Peanut Butter Criss Crosses Part 1

I wanted to bake something simple to ease off my Jameson Bottle Cake. That's what I always go back to.. simple, timeless, tasty shit that my mom used to make kind of baking.... That's what I want to eat! I don't get the appeal of sculpted cakes, really... but I have fun making them... as long as the money is right.
Anyway, as I embark on my endeavor to find the best recipe for the basics that everybody knows and loves, I've decided to start with Peanut Butter Criss Cross Cookies. A peanut butter criss cross is supposed to be smallish, 2-3 inches in diameter. It should be crisp and melt in your mouth. It should remind you of your mom, and school, and probably the 80's. I'm trying this recipe from simplyrecipes.com. Dough is the freezer.....
I want them to come out looking exactly like these:

And they DID! This recipe was a success... look no futher.. this is THE Peanut Butter Criss Cross recipe I'll keep!

Peanut Butter Cookies

INGREDIENTS

  • 1/2 cup sugar
  • 1/2 cup packed brown sugar
  • 1/2 cup butter, room temperature
  • 1/2 cup peanut butter
  • 1 egg
  • 1 1/4 cup flour
  • 3/4 teaspoon baking soda
  • 1/2 teaspoon baking powder
  • 1/4 teaspoon salt

METHOD

1 Cream the butter for 2 minutes. Add the sugars, cream for 2 more minutes. Mix in the peanut butter and egg. Mix together the dry ingredients - flour, baking soda, baking powder and salt. Stir into the sugar butter mixture.
2 Wrap dough in plastic and refrigerate at least 3 hours.
3 Preheat oven to 375°F. Shape dough into 1 1/4 inch balls. Place about 3 inches apart on ungreased cookie sheet. Flatten in crisscross pattern with a fork. Bake until light brown, 9 to 10 minutes. Cool on baking sheets for a minute; transfer to rack to cool completely.
Makes about 2 dozen cookies.
For chewier cookies, bake at 300°F for 15 minutes.
Simply Recipes http://simplyrecipes.com


Peanut Butter Criss Crosses Part 2

It was MY opinion that these peanut butter cookies f*$%ing fantastic, so I sent them to work with the Dr to see what others had to say.
One lady loved them and could not stop eating them.
SEAN, however, thought they were "a bit dry" and he prefers his "a bit more on the softer side". I'm not one to reject constructive criticism, but sorry SEAN... you want a soft peanut butter cookie?? Well then go to Mrs Fields. bleh.
The next day, Sean received a special cookie from me... a sugar cookie, tagged and tied up in its own special bag, nicely decorated with pinks and yellows, with a special message which read "Fuck Off Sean"...

Saturday, April 9, 2011

Coors Light Cake

I had high hopes for this cake. I mean, really high hopes. I think it turned out ok. I'm a little pissed that it's not perfect.
Meghan emailed me at the last minute for a Coors Light cake for Elizabeth's boyfriend's birthday. I'm not a fan of sculpted cakes, but for beer, I'll make an exception. 
For the cake, I made a white almond sour cream cake and filled it with milk chocolate ganache. 
Thanks to a tip from Bake at 350, I had just bought these edible markers, and they saved my ass in this project!


Final Product:

Tuesday, April 5, 2011

Cute, Tasty Shit

I'm just going to do some good old filter blogging for a bit since I have no idea what I'm doing and that's about the only thing that will keep me from freaking out and submitting my resume to some horrid wealth management firm. I'm seriously lacking direction and confidence, so I'm just going to capture things I like or find interesting and hopefully soon, I'll see a trend.

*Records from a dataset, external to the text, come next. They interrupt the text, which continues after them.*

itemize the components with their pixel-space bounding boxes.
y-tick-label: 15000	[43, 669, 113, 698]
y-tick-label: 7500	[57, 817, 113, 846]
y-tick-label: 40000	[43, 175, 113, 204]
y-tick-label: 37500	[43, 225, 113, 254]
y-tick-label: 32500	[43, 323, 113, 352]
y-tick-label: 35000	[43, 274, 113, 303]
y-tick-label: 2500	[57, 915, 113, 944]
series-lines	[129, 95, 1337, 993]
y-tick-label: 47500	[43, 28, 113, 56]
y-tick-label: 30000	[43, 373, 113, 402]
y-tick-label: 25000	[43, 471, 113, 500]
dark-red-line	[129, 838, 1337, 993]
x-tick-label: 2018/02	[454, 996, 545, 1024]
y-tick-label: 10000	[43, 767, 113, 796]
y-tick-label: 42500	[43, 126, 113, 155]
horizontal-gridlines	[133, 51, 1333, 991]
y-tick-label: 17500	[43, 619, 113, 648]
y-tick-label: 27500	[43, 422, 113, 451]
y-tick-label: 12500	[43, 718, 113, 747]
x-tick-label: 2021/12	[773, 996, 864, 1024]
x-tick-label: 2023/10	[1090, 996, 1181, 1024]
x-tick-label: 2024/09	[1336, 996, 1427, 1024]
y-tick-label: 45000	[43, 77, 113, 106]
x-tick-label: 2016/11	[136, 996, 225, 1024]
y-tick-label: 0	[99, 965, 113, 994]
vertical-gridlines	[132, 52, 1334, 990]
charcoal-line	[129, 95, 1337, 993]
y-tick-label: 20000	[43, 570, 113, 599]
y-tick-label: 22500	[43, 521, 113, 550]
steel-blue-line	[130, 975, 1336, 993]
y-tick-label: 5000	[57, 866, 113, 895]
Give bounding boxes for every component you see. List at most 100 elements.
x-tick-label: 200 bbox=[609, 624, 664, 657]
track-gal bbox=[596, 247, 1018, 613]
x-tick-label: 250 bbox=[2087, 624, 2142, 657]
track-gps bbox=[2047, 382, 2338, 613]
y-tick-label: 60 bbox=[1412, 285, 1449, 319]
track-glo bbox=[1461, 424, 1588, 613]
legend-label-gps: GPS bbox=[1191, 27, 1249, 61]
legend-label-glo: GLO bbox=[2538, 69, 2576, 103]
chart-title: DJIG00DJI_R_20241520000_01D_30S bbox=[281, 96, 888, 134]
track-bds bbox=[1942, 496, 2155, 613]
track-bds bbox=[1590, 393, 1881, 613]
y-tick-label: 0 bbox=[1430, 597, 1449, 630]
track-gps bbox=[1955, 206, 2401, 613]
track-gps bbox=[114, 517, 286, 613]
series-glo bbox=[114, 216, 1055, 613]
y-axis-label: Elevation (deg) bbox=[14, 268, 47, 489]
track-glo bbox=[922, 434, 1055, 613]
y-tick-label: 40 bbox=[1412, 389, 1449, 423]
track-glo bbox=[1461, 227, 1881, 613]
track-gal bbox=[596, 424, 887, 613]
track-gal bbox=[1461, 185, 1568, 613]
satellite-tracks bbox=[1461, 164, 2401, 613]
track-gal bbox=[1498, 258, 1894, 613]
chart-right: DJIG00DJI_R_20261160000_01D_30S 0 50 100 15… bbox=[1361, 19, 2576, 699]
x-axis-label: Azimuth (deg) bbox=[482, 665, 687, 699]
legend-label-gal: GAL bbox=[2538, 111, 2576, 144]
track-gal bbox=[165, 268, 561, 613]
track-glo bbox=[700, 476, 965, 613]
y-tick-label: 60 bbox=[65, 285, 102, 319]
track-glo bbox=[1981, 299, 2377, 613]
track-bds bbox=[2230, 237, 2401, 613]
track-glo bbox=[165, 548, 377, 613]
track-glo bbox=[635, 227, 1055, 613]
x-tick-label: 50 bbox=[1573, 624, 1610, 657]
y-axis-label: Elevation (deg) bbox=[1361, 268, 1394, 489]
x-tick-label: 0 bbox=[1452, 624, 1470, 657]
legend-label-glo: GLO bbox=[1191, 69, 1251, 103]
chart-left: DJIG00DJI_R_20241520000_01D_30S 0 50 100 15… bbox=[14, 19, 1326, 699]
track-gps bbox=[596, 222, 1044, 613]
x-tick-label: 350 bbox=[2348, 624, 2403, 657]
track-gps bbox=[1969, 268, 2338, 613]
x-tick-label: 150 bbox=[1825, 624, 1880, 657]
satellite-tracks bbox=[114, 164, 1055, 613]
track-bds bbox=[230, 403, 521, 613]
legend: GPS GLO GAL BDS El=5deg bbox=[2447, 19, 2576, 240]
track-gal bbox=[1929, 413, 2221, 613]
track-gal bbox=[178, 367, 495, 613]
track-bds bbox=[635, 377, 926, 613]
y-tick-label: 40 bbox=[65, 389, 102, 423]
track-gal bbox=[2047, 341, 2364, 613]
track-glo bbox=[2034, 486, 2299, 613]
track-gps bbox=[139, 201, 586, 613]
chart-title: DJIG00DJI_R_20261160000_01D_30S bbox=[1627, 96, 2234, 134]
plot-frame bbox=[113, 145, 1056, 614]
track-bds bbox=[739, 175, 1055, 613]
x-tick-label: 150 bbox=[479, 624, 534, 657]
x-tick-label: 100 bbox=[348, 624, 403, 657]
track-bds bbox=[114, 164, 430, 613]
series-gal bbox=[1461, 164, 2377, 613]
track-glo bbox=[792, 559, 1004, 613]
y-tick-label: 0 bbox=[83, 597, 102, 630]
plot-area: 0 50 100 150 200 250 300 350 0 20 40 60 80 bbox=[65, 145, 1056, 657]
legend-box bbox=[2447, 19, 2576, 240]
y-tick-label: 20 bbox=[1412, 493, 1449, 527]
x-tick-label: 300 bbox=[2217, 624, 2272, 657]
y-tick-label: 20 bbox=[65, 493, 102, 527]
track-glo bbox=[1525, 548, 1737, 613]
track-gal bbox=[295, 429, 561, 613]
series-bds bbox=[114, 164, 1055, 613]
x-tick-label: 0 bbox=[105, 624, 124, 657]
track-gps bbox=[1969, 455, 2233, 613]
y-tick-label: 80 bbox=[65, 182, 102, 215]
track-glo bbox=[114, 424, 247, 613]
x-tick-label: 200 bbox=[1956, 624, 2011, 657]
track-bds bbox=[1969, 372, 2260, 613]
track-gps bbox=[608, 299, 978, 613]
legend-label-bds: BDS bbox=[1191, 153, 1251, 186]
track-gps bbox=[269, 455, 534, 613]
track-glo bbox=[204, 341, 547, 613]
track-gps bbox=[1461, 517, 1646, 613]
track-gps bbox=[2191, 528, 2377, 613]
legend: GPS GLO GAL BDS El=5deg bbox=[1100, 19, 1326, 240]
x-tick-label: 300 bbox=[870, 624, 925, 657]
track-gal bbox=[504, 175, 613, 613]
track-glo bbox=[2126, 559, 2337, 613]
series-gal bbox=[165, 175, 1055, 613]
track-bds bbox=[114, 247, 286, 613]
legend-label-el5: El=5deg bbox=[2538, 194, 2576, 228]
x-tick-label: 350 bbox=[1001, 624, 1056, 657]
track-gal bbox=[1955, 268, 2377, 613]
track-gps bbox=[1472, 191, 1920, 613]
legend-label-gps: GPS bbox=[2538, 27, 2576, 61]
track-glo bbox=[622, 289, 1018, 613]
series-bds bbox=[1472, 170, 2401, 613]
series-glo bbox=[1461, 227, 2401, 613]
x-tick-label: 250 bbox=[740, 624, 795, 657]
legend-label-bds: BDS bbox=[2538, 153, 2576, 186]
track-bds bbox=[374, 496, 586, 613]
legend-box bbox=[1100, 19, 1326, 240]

Alissa sent me a daily reflection today, which is always very inspirational:


"If you love babies and cameras and are a stay at home mom, that doesn’t mean you can automatically become a professional baby photographer.  I’m just saying because everyday, I swear a new friend on FB becomes one.  It is not hard to put a sleeping baby in a knitted cap and take a picture.  You added a headband!   How whimsical and creative!!  NO!"

Which prompted me to look up headbands on Etsy...which lead searching for royal icing decorations, baking shiz,etc etc. I could have an etsy shop! Here we go... Another tangent. But seriously, today I found out that one of my favorite cake decorating supply stores, Layer Cake Shop, started their biz with only 7 items on Etsy. Look at them now!

All I want to do is help kids and bake cute, tasty shit. Whatever i want. Whenever i want. For whomever i want. That's it. I don't even care about making money.